JAKARTA, iNews.id – Program tambahan listrik sebesar 35.000 mega watt (MW) belum menunjukkan tanda-tanda akselerasi yang signifikan. Hingga Maret 2018, pembangkit listrik yang sudah masuk commercial operation date (COD) baru mencapai 1.504 MW.
Kepala Satuan Komunikasi Korporat PT PLN (Persero) I Made Suprateka mencatat, hingga Maret 2018 tahapan konstruksi proyek pembangkit 35.000 MW telah mencapai 48 persen atau setara dengan 16.994 MW. Sementara itu, tahapan kontrak telah mencapai 35 persen atau setara dengan 12.693 MW.
“Untuk tahapan pengadaan tinggal 10 persen atau setara dengan 3.414 MW dan tahapan perencanaan hanya menyisakan 3 persen saja,” ujar Made dalam keterangan tertulisnya, Kamis (22/3/2018).
Meski dari sisi COD belum menunjukkan pertumbuhan yang signifikan, kemajuan kontrak dan konstruksi melejit dengan angka yang baik di mana sebagian besar merupakan Pembangkit Listrik Tenaga Uap (PLTU). “(PLTU) memang membutuhkan waktu konstruksi kurang lebih 3 sampai 5 tahun,” tutur dia.

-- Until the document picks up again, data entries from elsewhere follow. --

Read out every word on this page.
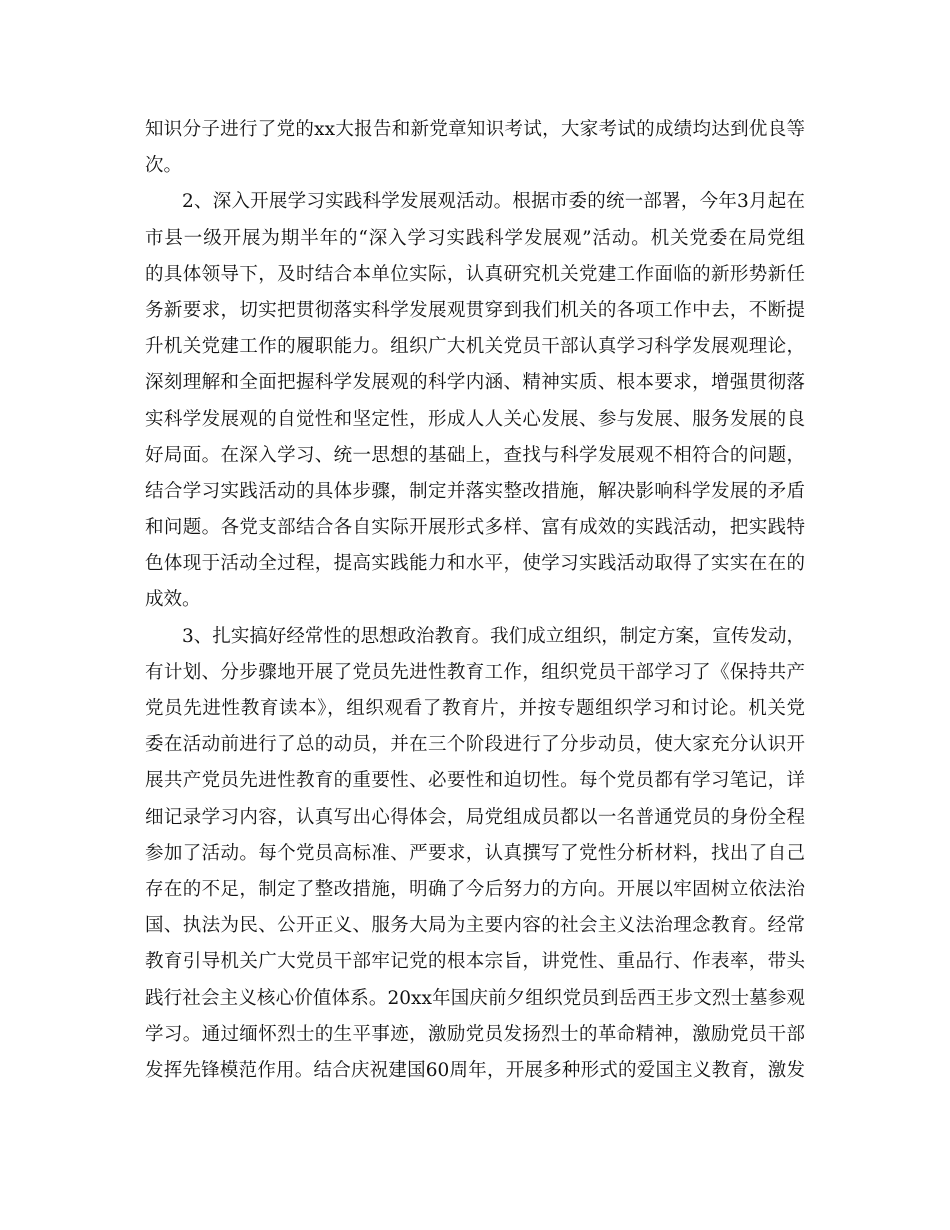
知识分子进行了党的xx大报告和新党章知识考试，大家考试的成绩均达到优良等
次。
2、深入开展学习实践科学发展观活动。根据市委的统一部署，今年3月起在
市县一级开展为期半年的“深入学习实践科学发展观”活动。机关党委在局党组
的具体领导下，及时结合本单位实际，认真研究机关党建工作面临的新形势新任
务新要求，切实把贯彻落实科学发展观贯穿到我们机关的各项工作中去，不断提
升机关党建工作的履职能力。组织广大机关党员干部认真学习科学发展观理论，
深刻理解和全面把握科学发展观的科学内涵、精神实质、根本要求，增强贯彻落
实科学发展观的自觉性和坚定性，形成人人关心发展、参与发展、服务发展的良
好局面。在深入学习、统一思想的基础上，查找与科学发展观不相符合的问题，
结合学习实践活动的具体步骤，制定并落实整改措施，解决影响科学发展的矛盾
和问题。各党支部结合各自实际开展形式多样、富有成效的实践活动，把实践特
色体现于活动全过程，提高实践能力和水平，使学习实践活动取得了实实在在的
成效。
3、扎实搞好经常性的思想政治教育。我们成立组织，制定方案，宣传发动，
有计划、分步骤地开展了党员先进性教育工作，组织党员干部学习了《保持共产
党员先进性教育读本》，组织观看了教育片，并按专题组织学习和讨论。机关党
委在活动前进行了总的动员，并在三个阶段进行了分步动员，使大家充分认识开
展共产党员先进性教育的重要性、必要性和迫切性。每个党员都有学习笔记，详
细记录学习内容，认真写出心得体会，局党组成员都以一名普通党员的身份全程
参加了活动。每个党员高标准、严要求，认真撰写了党性分析材料，找出了自己
存在的不足，制定了整改措施，明确了今后努力的方向。开展以牢固树立依法治
国、执法为民、公开正义、服务大局为主要内容的社会主义法治理念教育。经常
教育引导机关广大党员干部牢记党的根本宗旨，讲党性、重品行、作表率，带头
践行社会主义核心价值体系。20xx年国庆前夕组织党员到岳西王步文烈士墓参观
学习。通过缅怀烈士的生平事迹，激励党员发扬烈士的革命精神，激励党员干部
发挥先锋模范作用。结合庆祝建国60周年，开展多种形式的爱国主义教育，激发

Selain pembangunan pembangkit, program 35.000 MW juga membangun jaringan transmisi dan Gardu Induk (GI) agar listrik yang dibangkitkan dapat sampai ke pelanggan. Hingga akhir Februari 2018, sebanyak 9.617 kilometer sirkit (kms) jaringan transmisi telah beroperasi. Sisanya 20.620 kms sedang dalam tahap konstruksi dan 16.553 dalam tahap pra konstruksi.